Thursday, October 06, 2005

The Blogosphere as a Carnival of Ideas

In "The Blogosphere as a Carnival of Ideas" (http://chronicle.com/free/v52/i07/07b01401.htm), Henry Farrell describes how and why academics are using blogs, noting along the way how they differ from some forms of traditional scholarly publishing, but recall other forms.

Of note and use are some of the links to blogs referenced in the piece, and for me, this observation and prediction:
Why are so many academics beginning to blog? Academic blogs offer the kind of intellectual excitement and engagement that attracted many scholars to the academic life in the first place, but which often get lost in the hustle to secure positions, grants, and disciplinary recognition. Properly considered, the blogosphere represents the closest equivalent to the Republic of Letters that we have today. Academic blogs, like their 18th-century equivalent, are rife with feuds, displays of spleen, crotchets, fads, and nonsenses. As in the blogosphere more generally, there is a lot of dross. However, academic blogs also provide a carnival of ideas, a lively and exciting interchange of argument and debate that makes many scholarly conversations seem drab and desiccated in comparison. Over the next 10 years, blogs and bloglike forms of exchange are likely to transform how we think of ourselves as scholars. While blogging won't replace academic publishing, it builds a space for serious conversation around and between the more considered articles and monographs that we write.

This makes sense to me.

Now it is possible, as Into the Blogosphere (http://blog.lib.umn.edu/blogosphere/) demonstrates, for a blog to be made up of longer more considered posts. Into the Blogosphere uses blog technology to deliver a collection of essays on blogging; it was a conscious attempt to not do that collection as a printed book, which would have been the usual route. The essays were called for, submitted, reviewed, revised, and edited with the same academic rigor that an academic press publication would have demanded.
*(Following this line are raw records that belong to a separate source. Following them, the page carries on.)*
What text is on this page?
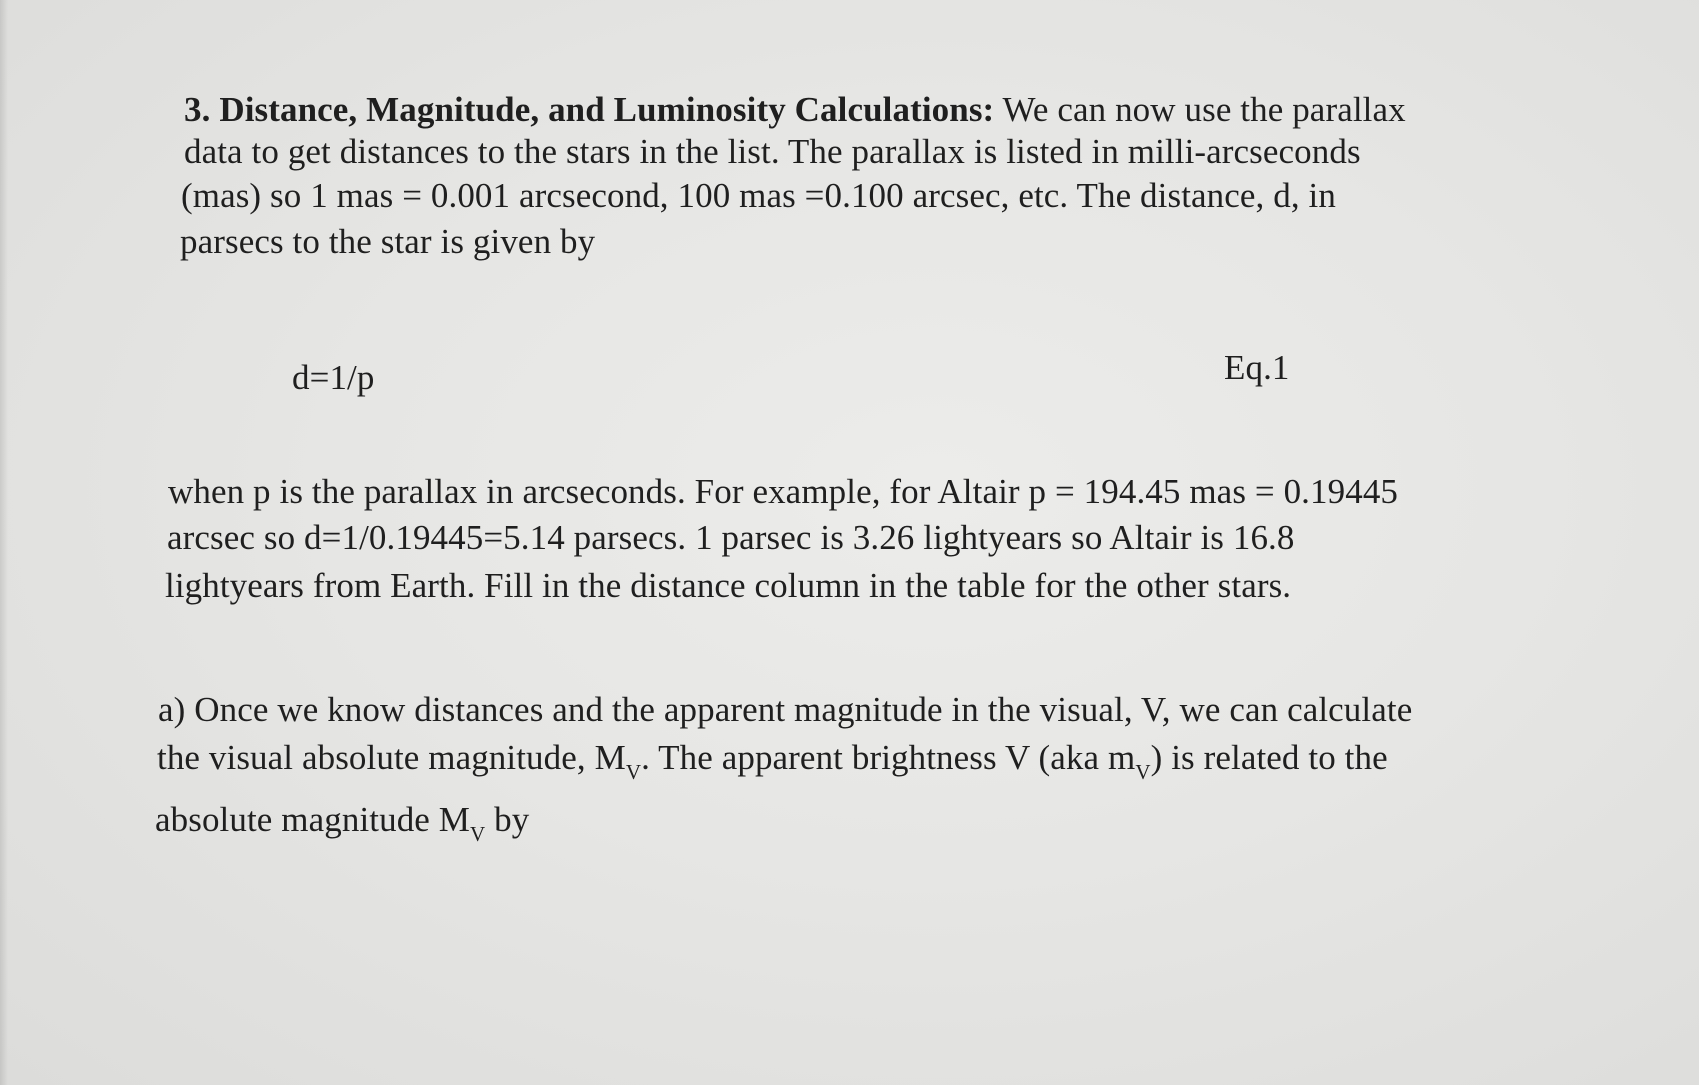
3. Distance, Magnitude, and Luminosity Calculations: We can now use the parallax
data to get distances to the stars in the list. The parallax is listed in milli-arcseconds
(mas) so 1 mas = 0.001 arcsecond, 100 mas =0.100 arcsec, etc. The distance, d, in
parsecs to the star is given by
d=1/p	Eq.1
when p is the parallax in arcseconds. For example, for Altair p = 194.45 mas = 0.19445
arcsec so d=1/0.19445=5.14 parsecs. 1 parsec is 3.26 lightyears so Altair is 16.8
lightyears from Earth. Fill in the distance column in the table for the other stars.
a) Once we know distances and the apparent magnitude in the visual, V, we can calculate
the visual absolute magnitude, $M_V$. The apparent brightness V (aka $m_V$) is related to the
absolute magnitude $M_V$ by
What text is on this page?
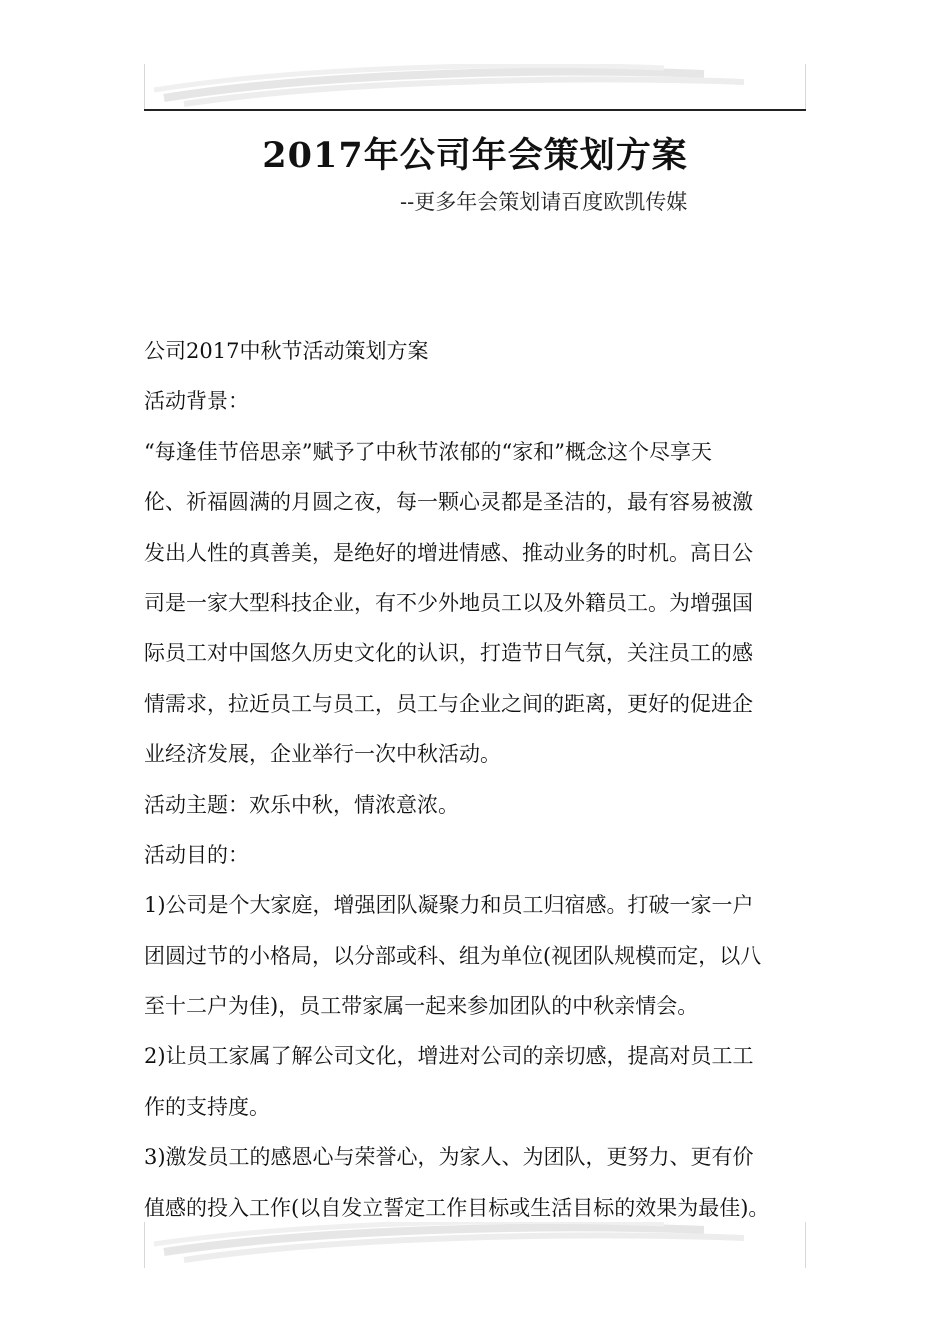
2017年公司年会策划方案
--更多年会策划请百度欧凯传媒
公司2017中秋节活动策划方案
活动背景：
“每逢佳节倍思亲”赋予了中秋节浓郁的“家和”概念这个尽享天
伦、祈福圆满的月圆之夜，每一颗心灵都是圣洁的，最有容易被激
发出人性的真善美，是绝好的增进情感、推动业务的时机。高日公
司是一家大型科技企业，有不少外地员工以及外籍员工。为增强国
际员工对中国悠久历史文化的认识，打造节日气氛，关注员工的感
情需求，拉近员工与员工，员工与企业之间的距离，更好的促进企
业经济发展，企业举行一次中秋活动。
活动主题：欢乐中秋，情浓意浓。
活动目的：
1)公司是个大家庭，增强团队凝聚力和员工归宿感。打破一家一户
团圆过节的小格局，以分部或科、组为单位(视团队规模而定，以八
至十二户为佳)，员工带家属一起来参加团队的中秋亲情会。
2)让员工家属了解公司文化，增进对公司的亲切感，提高对员工工
作的支持度。
3)激发员工的感恩心与荣誉心，为家人、为团队，更努力、更有价
值感的投入工作(以自发立誓定工作目标或生活目标的效果为最佳)。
But instead of the editors seeking a press and trying to line up a contract, and instead of contributors waiting for their pieces to come out in the book, the work went right to the blog.

There are always exceptions and you'll continue to see experiments and variations, but Farrell's observations about how blogs are generally used by academics remains correct. And so too, I think, will his predictions pan out. Other things will happen too, which makes the use of blogs all the more interesting.